“The freedom to exercise moral and ethical judgment is an essential ingredient in the dignity of personhood.” —Guidelines for Employer and Employee Relationships (voted by the 2003 Annual Council).
[The following email was sent to Leonie’s parents’ pastor on July 27, 2006. It was an enclosure in James Coffin’s letter of October 5, 2006.]
___________ [Pastor’s name],
I’ve shared my feelings with Jim and asked him to draft a letter on my behalf—because I simply don’t have the ability and the energy to do so right now. I’ve vetted his draft, and I’m sending it to you. This is what I would like to have read at my father’s memorial—not that I expect it will be. In my opinion, however, I think it would do more good than harm for it to be read. It will preclude a barrage of questions that will otherwise arise, and it addresses things in such a way that my mother doesn’t appear to have been a contributor to this sad saga. Others may not agree with my perspective, however. So I’m not trying to force the issue.
What I would ask is that, at the least, you read the letter to my family. (I see it as particularly important that it be read to them and not just handed to them.) I’m heart-broken that it has come to this. I would give anything for such a relationship to have existed that I would never even consider absenting myself from such a significant event.
Thanks for your help, and I’m sorry for the extra stress this causes you.
Leonie.
PS. Just so you are aware: Today is my mother’s 81st birthday.
My father, _______________, was a man of major accomplishments. Few people have achieved the things in life that he did. Whatever his hand found to do, he did it with all his might. He was a non-stop generator of ideas. Hundreds of ideas. And most of them, supported by his energy and enthusiasm, were winners. He was one of a kind.
My father was the consummate salesman. He never met a stranger. Every person he encountered was a sales project—to give up smoking, to quit drinking, to join the Adventist Church, to get involved in his latest venture. Where other people saw brick walls, he saw climbing opportunities—the chance to attain new heights from which new possibilities would surely be visible.

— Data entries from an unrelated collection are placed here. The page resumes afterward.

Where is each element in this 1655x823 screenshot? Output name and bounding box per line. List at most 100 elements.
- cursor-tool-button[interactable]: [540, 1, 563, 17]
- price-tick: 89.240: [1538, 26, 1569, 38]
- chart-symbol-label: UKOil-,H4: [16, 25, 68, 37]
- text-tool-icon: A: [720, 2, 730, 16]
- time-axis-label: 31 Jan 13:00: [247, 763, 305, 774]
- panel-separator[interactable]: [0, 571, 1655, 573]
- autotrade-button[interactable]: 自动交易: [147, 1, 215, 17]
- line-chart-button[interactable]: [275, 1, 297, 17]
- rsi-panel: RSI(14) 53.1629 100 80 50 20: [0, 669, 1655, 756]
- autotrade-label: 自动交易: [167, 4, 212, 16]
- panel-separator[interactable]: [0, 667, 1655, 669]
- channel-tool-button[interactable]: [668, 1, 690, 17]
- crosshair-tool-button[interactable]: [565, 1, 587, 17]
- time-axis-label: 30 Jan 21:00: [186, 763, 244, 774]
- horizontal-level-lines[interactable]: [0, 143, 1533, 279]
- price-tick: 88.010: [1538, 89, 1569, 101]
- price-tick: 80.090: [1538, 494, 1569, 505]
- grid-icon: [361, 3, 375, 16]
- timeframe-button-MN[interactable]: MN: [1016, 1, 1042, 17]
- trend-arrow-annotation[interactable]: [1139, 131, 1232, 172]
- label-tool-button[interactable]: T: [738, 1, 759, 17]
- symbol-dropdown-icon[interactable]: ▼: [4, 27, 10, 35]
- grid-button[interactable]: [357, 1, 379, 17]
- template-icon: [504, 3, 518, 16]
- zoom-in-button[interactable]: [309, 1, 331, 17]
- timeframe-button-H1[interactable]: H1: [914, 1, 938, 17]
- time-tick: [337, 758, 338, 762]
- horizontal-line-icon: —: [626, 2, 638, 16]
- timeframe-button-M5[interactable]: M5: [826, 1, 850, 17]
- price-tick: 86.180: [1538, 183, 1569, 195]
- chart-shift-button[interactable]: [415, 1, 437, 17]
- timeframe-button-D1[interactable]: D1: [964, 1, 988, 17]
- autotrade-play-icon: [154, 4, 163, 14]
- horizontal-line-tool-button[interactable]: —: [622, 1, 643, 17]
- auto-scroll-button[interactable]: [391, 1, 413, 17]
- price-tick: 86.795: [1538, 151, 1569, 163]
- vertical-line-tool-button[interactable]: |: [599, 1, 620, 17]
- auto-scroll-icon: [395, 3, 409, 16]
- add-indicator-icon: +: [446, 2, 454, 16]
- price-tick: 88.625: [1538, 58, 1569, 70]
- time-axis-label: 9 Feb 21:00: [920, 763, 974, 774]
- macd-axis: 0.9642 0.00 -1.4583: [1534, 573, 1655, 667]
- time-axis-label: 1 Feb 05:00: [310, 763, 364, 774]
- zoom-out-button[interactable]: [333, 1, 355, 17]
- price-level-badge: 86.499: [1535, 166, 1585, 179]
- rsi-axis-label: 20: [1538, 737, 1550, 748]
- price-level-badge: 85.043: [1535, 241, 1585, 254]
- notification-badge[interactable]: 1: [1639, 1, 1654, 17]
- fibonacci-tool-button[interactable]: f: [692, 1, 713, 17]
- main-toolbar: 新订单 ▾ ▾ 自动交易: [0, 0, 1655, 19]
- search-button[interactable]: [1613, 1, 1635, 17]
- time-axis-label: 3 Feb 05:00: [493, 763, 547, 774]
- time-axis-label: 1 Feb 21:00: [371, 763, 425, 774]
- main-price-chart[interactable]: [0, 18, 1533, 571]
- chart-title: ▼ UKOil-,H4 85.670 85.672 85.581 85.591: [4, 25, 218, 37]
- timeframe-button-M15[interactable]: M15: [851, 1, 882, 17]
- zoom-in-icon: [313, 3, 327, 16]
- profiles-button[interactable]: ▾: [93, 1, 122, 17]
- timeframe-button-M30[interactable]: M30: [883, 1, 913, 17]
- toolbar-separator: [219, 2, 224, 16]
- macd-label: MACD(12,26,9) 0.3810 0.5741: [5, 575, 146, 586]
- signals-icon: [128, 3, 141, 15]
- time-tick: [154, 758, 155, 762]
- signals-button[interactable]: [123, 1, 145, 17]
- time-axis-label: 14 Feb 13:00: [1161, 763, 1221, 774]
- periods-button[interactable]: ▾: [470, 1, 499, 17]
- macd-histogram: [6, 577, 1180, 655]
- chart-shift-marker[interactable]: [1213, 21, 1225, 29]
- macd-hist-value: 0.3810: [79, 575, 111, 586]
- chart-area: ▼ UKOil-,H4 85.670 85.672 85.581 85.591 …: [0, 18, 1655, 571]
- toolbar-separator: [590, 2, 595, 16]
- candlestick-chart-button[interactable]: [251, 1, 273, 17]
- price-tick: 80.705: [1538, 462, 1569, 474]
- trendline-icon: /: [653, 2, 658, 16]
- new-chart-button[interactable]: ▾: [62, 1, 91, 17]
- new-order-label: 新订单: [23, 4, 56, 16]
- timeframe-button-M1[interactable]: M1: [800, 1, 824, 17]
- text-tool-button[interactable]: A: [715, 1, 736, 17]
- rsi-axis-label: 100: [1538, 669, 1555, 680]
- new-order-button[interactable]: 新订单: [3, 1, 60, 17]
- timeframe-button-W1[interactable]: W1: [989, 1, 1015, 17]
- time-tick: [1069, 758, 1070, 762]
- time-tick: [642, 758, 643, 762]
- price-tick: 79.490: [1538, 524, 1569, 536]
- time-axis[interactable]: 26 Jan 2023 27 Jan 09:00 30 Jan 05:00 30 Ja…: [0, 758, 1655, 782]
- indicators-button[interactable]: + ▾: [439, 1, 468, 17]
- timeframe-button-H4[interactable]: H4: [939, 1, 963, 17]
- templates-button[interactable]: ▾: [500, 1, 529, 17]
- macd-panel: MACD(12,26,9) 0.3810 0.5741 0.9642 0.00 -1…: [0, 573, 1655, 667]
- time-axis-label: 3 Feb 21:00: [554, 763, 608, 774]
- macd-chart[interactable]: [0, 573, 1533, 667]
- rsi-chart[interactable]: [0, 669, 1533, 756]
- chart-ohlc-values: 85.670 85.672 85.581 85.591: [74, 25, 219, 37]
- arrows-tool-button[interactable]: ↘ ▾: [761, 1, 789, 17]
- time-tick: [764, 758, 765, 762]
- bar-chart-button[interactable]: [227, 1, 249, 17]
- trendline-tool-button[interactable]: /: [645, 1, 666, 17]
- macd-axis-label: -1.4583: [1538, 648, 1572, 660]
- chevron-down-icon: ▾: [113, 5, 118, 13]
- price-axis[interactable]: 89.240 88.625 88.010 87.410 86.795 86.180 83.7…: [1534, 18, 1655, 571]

He didn’t know the meaning of the words No and Can’t. He was a master of charm. And if charm didn’t work, sheer tenacity usually would.
My father was committed to the Seventh-day Adventist Church. A million percent. He ate it, drank it, slept it, breathed it. His focus during almost every waking moment was how to spread Adventism more effectively. As a young publishing director, he led his sales team to record-setting year after record-setting year. As youth director for the Greater Sydney Conference, he took the city by storm with his “Best Saturday Night in Town” programs. As director of the General Conference temperance department, he kept the administrators in a constant state of fear that his department would become the tail that wagged the GC dog. And retirement wasn’t a time for rest but a chance to try something new—church planting and the ensuing church building program.
With such an active program of church involvement and such an intense focus, my father’s interaction with his family was predicated on it (1) being his schedule, (2) addressing his agenda and (3) arriving at his conclusions. He had to be in control. He couldn’t waste time dealing with non-conformity or questioning or emotional weakness in the ranks at home when there was a world out there that needed to be saved.
I speak only for myself and not for my brothers, but my father’s absenteeism, both physically and emotionally, was extremely hurtful to me during my growing-up years. In retirement, however, when he no longer needed to earn his paycheck and no longer held the fate of his department in his hands, he unfortunately continued to put the church ahead of family—be it the celebration of milestones or bearing the burdens of family crises. My father’s repeated failure to be there for me, my children and my husband during times of indescribable need over the past few years—added to his adamant defense of his priorities and his strident denunciations of my pleas for him to change his priorities—means that I simply can’t risk being present at today’s memorial service.
Today is a time of sorrow for all who knew my father. A great achiever whose efforts have blessed many will no longer be in the trenches working. An amazing generator of ideas will no longer be coming up with new and better ways of achieving the goal. All who are present feel a justifiable sense of sorrow and loss.
Although I’m not present, my sorrow—though no less intense, and maybe even more so—is not so much over what has been lost but what might have been, yet never was. With my father’s passing, the last faint flicker of hope is gone that the kind of father-daughter relationship I so desperately needed, so desperately longed for and so desperately pleaded for will ever become a reality. I truly mourn with you at this time.